O estudo investigou se o consumo de alimentos ultraprocessados estava associado ao desenvolvimento de câncer. Constatou-se que sim, como indicado em outros estudos. Mas também analisou se o consumo de alimentos ultraprocessados estava relacionado a um desfecho de saúde com o qual não deveria ter nenhuma razão plausível para estar associado: morte acidental. Verificou-se que pessoas que consumiam muitos alimentos ultraprocessados eram mais propensas a morrer em acidentes de carro, quedas e outros tipos de acidentes.
Não há motivo plausível para que alimentos processados causem mortes acidentais. Provavelmente, a explicação é outra, algo que não foi medido ou considerado de maneira precisa, conhecido como “fator de confusão“.
Pessoas de origens mais pobres são mais propensas a serem vítimas de mortes acidentais, assim como pessoas com pior saúde mental. Também é sabido que indivíduos de origens mais pobres ou com pior saúde mental tendem a consumir mais alimentos ultraprocessados.
Um estudo pode medir a renda de uma pessoa, mas as diversas formas como viver na pobreza ou ter saúde mental debilitada pode afetar a saúde física são difíceis de mensurar com precisão. Portanto, esses podem ser exemplos de fatores de confusão que fazem com que os alimentos ultraprocessados pareçam causar piora na saúde, como no caso do câncer.
Diante do alarmismo em torno do processamento de alimentos, poder-se-ia pensar que existem evidências convincentes de como o processamento de alimentos prejudica a saúde humana. No entanto, isso não existe. Painéis de cientistas dos EUA e do Reino Unido (com e sem histórico de financiamento da indústria alimentícia) concordam que atualmente não está claro se o processamento de alimentos em si é prejudicial à saúde.
Acredito que há razões válidas para conduzir mais pesquisas a fim de entender a relação entre alimentos ultraprocessados e saúde. Mas isso está longe da afirmação de Van Tulleken de que estamos consumindo “alimentos que não são alimentos” e que os ultraprocessados são piores para a saúde do que o tabagismo.
A polêmica em torno dos alimentos ultraprocessados é problemática porque pode causar ansiedade desnecessária entre pessoas que já têm dificuldades com alimentação ou preocupações com a saúde.

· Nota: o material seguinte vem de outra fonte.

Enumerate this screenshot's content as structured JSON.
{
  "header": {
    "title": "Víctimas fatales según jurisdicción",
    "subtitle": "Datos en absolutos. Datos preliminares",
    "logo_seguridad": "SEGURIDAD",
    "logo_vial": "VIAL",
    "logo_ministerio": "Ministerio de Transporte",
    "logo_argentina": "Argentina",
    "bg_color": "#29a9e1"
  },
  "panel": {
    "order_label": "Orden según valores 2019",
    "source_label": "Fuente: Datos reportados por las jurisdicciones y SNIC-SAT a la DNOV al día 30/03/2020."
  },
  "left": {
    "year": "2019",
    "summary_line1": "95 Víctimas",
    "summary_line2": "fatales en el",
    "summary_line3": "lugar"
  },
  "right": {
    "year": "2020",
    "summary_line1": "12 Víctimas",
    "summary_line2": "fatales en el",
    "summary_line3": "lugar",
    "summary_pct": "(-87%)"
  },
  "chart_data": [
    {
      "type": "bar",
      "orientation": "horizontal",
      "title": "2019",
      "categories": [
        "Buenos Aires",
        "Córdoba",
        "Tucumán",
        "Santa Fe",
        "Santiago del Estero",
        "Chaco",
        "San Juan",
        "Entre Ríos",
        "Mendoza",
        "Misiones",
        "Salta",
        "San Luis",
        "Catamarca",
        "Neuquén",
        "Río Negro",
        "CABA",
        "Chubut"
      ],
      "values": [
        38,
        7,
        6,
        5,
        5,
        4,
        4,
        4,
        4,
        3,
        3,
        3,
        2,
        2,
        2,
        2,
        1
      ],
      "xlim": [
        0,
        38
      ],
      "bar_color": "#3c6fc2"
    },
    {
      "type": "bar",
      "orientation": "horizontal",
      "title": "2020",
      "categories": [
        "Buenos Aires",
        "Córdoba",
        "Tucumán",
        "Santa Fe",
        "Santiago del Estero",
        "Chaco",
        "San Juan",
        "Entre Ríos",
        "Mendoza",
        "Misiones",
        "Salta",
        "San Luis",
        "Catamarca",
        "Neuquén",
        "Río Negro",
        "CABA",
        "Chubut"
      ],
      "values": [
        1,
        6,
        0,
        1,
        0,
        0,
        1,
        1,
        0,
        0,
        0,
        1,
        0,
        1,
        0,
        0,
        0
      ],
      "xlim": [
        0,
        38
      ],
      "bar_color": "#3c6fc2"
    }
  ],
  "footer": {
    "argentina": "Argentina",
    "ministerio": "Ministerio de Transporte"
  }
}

Além de confundir o público sobre o que é ou não saudável, a atenção exagerada aos alimentos ultraprocessados pode também desviar a atenção de ações governamentais necessárias para restringir o marketing e as vendas da indústria alimentícia de tipos de alimentos que já sabemos serem prejudiciais à saúde, como aqueles ricos em açúcar, sal, gordura saturada e calorias.
Talvez no futuro, evidências convincentes demonstrem que certos tipos de processamento alimentar podem causar graves problemas de saúde. Mas, até lá, mensagens sensacionalistas e afirmações enganosas sobre alimentos ultraprocessados são problemas muito reais.
O artigo foi publicado originalmente por Eric Robinson no The Conversation.